September 25th, 2003 - by admin

by Ben Wootliff / The Observer –


(August 31, 2003) — An American law firm with ties to the Bush administration has been hired to help set up a legal system in Iraq. The firm, Squire, Sanders & Dempsey, has been drafted in by US Agency for International Development to advise on privatizing former government-held industries, structuring government economic and regulatory agencies, and developing a tax structure.

The legal deal is part of a larger package worth up to $79.6 million taken on by Bearingpoint, formerly called KPMG consultants, to advise on the restructuring of Iraq. The deal is expected to lead to several million dollars of work for Squire, Sanders, effectively as sub-contractor.

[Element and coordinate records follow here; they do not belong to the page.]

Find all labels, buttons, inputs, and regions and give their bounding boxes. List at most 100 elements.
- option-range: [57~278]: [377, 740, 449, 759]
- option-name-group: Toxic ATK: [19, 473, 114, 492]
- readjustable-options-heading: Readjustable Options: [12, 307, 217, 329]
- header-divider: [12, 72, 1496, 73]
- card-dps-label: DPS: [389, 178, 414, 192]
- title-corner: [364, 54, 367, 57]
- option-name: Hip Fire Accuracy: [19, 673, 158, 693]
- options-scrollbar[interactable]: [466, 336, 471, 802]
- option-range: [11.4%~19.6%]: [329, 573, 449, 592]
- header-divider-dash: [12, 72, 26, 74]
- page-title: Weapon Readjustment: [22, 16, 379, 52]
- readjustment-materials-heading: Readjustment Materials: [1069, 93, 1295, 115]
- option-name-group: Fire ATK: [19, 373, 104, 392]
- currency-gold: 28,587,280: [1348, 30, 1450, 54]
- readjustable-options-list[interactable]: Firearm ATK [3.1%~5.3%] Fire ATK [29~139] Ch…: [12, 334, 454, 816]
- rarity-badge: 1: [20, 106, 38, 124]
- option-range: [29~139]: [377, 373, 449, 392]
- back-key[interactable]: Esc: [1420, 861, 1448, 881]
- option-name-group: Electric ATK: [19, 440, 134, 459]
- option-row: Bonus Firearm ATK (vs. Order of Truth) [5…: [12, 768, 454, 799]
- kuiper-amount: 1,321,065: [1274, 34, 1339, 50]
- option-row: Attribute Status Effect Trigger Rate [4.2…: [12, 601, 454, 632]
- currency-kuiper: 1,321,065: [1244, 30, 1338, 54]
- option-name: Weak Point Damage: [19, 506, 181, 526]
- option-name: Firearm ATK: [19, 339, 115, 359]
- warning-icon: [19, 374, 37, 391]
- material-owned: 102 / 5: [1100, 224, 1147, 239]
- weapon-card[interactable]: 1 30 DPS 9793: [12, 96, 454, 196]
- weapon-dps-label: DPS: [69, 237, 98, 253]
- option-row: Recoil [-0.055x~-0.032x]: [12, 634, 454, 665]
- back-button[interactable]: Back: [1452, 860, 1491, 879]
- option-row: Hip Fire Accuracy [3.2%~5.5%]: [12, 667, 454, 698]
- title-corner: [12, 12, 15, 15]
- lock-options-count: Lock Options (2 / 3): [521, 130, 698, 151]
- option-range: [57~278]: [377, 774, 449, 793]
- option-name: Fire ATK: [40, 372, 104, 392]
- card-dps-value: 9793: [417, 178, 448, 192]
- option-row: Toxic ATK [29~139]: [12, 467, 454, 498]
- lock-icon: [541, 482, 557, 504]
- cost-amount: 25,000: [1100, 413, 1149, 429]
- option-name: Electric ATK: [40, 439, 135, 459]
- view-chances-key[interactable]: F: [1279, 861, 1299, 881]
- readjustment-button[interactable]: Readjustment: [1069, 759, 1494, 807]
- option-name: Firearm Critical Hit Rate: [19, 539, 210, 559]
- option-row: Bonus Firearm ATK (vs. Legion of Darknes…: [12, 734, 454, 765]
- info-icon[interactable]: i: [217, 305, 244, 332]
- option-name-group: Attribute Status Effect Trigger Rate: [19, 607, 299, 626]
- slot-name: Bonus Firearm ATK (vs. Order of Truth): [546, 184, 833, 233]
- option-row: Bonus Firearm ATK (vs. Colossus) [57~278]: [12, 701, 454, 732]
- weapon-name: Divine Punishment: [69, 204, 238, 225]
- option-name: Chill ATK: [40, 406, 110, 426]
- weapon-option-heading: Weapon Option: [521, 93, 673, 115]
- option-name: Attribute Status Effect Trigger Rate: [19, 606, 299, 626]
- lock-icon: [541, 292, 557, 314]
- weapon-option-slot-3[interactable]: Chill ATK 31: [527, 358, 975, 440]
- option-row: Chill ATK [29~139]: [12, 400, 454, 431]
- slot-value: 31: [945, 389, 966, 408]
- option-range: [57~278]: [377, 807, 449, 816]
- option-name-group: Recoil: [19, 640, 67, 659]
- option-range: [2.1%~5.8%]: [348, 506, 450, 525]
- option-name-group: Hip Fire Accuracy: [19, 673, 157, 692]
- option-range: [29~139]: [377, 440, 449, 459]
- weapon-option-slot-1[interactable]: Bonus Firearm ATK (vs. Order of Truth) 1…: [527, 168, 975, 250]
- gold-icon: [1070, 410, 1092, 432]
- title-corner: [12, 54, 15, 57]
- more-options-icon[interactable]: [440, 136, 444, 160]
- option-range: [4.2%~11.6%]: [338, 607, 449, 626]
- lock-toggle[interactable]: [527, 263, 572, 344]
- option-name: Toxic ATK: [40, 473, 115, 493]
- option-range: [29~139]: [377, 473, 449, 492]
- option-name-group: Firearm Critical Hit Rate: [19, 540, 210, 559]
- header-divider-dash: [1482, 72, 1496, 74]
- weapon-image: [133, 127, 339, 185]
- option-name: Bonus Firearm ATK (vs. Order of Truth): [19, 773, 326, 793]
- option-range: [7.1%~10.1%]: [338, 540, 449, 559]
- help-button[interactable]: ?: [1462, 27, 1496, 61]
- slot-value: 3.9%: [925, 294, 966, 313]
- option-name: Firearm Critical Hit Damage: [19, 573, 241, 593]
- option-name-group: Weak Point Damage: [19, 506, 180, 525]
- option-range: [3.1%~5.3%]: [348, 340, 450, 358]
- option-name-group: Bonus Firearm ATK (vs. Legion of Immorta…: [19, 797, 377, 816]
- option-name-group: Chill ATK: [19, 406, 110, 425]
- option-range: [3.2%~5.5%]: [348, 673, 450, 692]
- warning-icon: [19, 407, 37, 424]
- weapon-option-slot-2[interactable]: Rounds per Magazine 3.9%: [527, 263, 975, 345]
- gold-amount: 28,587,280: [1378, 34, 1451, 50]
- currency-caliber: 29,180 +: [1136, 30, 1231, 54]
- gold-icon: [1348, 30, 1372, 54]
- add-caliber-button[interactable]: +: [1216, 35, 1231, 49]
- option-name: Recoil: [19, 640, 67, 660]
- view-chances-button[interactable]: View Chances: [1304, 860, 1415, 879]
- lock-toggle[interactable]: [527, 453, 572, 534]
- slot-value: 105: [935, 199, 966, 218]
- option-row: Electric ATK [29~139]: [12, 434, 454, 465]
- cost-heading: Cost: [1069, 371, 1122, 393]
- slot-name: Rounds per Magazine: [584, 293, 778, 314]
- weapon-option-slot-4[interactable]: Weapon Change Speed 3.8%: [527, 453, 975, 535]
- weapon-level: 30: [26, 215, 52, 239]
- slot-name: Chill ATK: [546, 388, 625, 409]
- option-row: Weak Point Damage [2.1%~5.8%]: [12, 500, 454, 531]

It was also announced on Friday that the administration in Iraq has appointed a JP Morgan-led consortium that includes France’s Credit Lyonnais to set up and manage a trade bank for Iraq.

The Coalition Authority in Baghdad created the bank to allow Iraqi ministries and oil concerns to begin making big-ticket purchases abroad. The purchases are likely to start at an average of about $100 million a month but the bank’s overall business could balloon to $500 million a month as Iraq’s oil industry gets back on its feet.

The number of contracts awarded to companies with close connections to the Bush administration is increased by the Squire, Sanders’ deal. The firm donated $41,350 to George W Bush’s election campaign in 2000, and earlier this year a Sanders partner, Ronald James, was made personnel chief of the new Department of Homeland Security.

James used to work for Donald Rumsfeld, now Defense Secretary, when Rumsfeld was a member of Congress, and during the Nixon administration he shared a White House office with Dick Cheney, now Vice President.

Recipients of contracts in Iraq already include Kellogg Brown & Root, a subsidiary of Halliburton which was run by Cheney and is a major Republican Party donor.

The company has been given more than $1 billion dollars worth of contracts to reconstruct postwar Iraq and help repair its oilfields. The decision to award these contracts to Halliburton became even more controversial after it emerged that they were given without competition.